На пороге я сталкиваюсь с кем-то. Что случилось? Опять нужна моя помощь? Опять требуется от меня благодеяние? Это мой портной!
Я ему, не дай бог, ничего не должен, я всегда плачу наличными. Но у него жена родила двойню! Один ребенок тут же умер, но у другого будет обрезание, так он просит меня быть восприемником[68]. Ладно, принимаю приглашение. Но у роженицы пока жар, повитуха требует доктора, хоть какого-нибудь доктора с рецептом, а он без гроша, — так он хочет немного денег вперед…
Это таки мой портной, и хороший портной, но у него лицо бедняка! Нужда уже глядит из глаз его, выглядывает из рукавов! Еще двойню ему надо! Одному — похороны, другому — обрезание, и роженица в жару. Погибший человек! Я подаю ему рубль, но чтобы он больше порога моего не переступал! Больше я у него не шью…
Он не слышит, что я ему говорю, хватает рубль и убегает, а я отправляюсь в синагогу…
По дороге в синагогу приходится пересечь рынок.
Проходить через рынок тоже, скажу я вам, не слишком приятно.
По правде сказать, в воскресенье или в какой-либо другой христианский праздник я почему-то люблю рынок. В эти дни рынок живет, кипит: красные платки, красные мониста, красные ленты, красные лица — свежие и здоровые. Но среди недели на рынке скучно и уныло!
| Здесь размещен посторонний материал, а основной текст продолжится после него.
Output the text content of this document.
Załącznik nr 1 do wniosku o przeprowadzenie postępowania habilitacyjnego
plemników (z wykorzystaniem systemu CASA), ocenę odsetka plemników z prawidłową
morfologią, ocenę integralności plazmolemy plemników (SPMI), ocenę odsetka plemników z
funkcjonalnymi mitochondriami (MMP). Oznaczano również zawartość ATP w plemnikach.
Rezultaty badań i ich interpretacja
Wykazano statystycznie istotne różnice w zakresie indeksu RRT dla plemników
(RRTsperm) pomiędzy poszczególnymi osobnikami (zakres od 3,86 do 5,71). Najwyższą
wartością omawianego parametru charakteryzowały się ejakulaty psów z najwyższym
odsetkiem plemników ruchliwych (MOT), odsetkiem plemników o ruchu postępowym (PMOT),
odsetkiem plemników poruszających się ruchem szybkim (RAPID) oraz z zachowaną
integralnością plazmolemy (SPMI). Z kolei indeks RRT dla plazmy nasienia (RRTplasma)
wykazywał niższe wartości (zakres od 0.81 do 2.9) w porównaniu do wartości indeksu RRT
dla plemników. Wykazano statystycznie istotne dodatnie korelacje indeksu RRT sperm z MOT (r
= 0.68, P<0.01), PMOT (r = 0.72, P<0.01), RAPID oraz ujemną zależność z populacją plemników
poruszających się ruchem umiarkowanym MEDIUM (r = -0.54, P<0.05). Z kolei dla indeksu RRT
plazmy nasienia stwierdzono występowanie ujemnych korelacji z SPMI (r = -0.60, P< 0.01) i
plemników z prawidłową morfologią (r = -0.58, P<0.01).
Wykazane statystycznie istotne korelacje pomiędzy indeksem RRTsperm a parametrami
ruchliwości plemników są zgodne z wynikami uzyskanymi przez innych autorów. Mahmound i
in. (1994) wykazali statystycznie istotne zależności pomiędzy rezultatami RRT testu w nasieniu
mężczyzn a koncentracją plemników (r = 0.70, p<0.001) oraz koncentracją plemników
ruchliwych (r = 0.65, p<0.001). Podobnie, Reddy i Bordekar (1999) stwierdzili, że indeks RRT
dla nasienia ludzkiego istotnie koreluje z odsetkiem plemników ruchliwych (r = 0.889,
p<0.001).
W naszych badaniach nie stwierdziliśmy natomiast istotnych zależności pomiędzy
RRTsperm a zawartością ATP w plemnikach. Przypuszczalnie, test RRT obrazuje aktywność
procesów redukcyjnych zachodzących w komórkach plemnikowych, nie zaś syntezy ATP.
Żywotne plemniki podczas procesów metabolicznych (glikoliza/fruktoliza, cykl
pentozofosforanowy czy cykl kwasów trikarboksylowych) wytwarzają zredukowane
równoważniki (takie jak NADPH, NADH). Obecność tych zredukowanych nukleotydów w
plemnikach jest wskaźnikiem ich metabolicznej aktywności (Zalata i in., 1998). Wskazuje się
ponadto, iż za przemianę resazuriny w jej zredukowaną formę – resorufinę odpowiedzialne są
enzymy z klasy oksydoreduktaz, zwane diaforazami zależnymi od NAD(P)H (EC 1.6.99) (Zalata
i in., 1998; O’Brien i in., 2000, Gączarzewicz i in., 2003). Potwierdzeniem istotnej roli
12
Старухи с изможденными морщинистыми лицами, зеленоватое высохшее печенье, гнилые фрукты; и еще какая-нибудь женщина возьмет гнилое яблочко, пальцем выковыряет гниль и положит в рот.
А? Хорошо, скажете?
К тому же на рынке меня знают…
Рынок доволен: богач идет молиться, он не стесняется идти по улице с талесом! Меня благословляют!
Одна даже когда-то моей невестой была! Отец, мир праху его, уже с ее отцом договорился… У них была мелочная лавочка, я там покупал! Как-то я раздобыл два гроша и тут же побежал купить рожков! Она краснела! Она, стояла, бывало, за прилавком. В день симхес-торы[69] мы — ха-ха-ха! в коридоре синагоги держались за руки. После этого у меня в руке осталось немного миндаля! Но сейчас же после праздника отец, мир праху его, сказал мне, что Хаим-Иосл, так звали ее отца, бедняк, банкрот, что в лавке у него стоят пустые коробки без товара, что он хотел нас заманить. И — никакой свадьбы…
Очень скоро после этого выяснилось, что моя суженая — больная.
А ей в мужья достался какой-то чахоточный меламед… Она, не приведи господь, очень скоро стала «несчастной вдовой»… Когда я прохожу мимо, она смотрит на меня безжизненными глазами…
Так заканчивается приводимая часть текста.